Hybrid atom-ion Quantum Systems

Experiments with ultracold atoms and ions allow us to study quantum phenomena in the laboratory, such as Bose-Einstein condensation, quantum entanglement and quantum phase transitions. Although a lot of work has been done on the systems of ions and atoms separately, mixing atoms and trapped ions together and studying their interactions in the quantum regime has proven impossible up until now since the system cannot be made cold enough. Calculations revealed that mixing heavy ions with very light atoms should allow for reaching the lowest temperatures. In the project, we created a trapped ion-atom mixture composed of Yb+ and Li. This species combination has the largest mass ratio of all species that allow for straightforward laser manipulation and should therefore reach the lowest temperatures possible.

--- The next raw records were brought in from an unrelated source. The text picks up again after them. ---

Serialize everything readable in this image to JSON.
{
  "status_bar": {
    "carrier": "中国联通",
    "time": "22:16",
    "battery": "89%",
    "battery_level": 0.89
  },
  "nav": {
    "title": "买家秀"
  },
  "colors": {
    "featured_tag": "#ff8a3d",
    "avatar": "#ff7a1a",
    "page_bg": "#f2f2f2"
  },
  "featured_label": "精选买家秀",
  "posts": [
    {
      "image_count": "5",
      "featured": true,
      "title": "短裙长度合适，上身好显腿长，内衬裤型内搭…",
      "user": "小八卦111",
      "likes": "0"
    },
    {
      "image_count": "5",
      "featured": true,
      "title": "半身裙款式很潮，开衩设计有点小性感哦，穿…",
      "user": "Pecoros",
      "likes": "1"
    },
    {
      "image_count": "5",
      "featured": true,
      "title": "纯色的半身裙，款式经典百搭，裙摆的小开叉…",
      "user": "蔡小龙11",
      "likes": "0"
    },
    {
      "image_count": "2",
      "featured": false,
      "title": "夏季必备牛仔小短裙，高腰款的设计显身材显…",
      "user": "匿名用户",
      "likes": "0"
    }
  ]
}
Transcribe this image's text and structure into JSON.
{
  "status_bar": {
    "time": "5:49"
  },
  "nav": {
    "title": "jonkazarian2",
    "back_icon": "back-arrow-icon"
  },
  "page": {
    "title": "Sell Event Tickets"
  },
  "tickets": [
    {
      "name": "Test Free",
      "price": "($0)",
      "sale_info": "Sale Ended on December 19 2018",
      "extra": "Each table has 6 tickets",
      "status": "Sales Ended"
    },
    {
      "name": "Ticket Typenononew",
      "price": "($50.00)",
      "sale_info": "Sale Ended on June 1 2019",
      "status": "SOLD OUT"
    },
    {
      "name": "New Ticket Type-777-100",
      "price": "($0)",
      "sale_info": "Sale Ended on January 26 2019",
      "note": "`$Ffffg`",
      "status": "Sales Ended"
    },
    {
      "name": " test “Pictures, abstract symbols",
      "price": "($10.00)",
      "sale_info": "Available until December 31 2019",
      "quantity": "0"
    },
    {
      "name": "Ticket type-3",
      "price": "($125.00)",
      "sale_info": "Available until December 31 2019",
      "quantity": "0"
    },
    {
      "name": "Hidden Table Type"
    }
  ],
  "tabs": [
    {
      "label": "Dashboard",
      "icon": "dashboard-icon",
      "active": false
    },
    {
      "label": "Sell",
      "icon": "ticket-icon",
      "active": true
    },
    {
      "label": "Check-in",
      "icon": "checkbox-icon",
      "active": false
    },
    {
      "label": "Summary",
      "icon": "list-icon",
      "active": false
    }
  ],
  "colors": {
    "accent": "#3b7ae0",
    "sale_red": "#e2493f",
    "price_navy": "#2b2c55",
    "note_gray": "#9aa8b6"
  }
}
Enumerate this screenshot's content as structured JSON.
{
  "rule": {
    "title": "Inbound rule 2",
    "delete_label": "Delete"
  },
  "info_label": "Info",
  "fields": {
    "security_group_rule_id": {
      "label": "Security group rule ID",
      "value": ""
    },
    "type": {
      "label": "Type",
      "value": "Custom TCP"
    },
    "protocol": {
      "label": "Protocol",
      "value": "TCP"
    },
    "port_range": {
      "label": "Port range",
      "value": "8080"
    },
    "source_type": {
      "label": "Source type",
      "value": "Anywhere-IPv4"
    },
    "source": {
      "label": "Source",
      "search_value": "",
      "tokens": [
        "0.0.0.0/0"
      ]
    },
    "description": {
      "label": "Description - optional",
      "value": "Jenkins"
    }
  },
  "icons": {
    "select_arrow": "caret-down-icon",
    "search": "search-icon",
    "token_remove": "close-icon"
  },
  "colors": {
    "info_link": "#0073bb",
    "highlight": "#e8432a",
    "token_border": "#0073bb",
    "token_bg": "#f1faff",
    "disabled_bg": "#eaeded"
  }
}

We have created an experimental setup that can be used for immersing the Yb+ ions into a bath of ultracold Li atoms. We have studied the occurrence of chemical reactions between the atoms and ions and found that the rate is very low, this is beneficial for reaching the quantum regime. We have also studied the dynamics of the spin of a single ion inside a cloud of cold atoms, which indicate favorable scattering properties in the ultracold regime. We have observed the buffer gas cooling of a single ion in the cloud and found that it equilibrates at an energy that lies close to the quantum regime. We have calculated that minor improvements to our setup should allow us to reach the quantum regime. This will allow us to study the quantum dynamics of a trapped atom-ion mixture for the first time. Possible applications include the buffer-gas cooling of the trapped ion quantum computer to boost its performance, using the system as a quantum simulator of fermion-phonon coupling and studying quantum chemistry in the ultracold regime. Recently, we have also demonstrated control over the atom-ion interactions by laser-coupling the former to Rydberg states. This will allow us to couple the atom and ion quantum system together and to combine the favorable scaling prospects of the atoms with the quality and controllability of the trapped ion system. Such interactions can also be used to create repulsive atom-ion interactions, that may be used to buffer gas cool any charged particle, regardless of its mass, which could have important consequences for precision spectroscopy.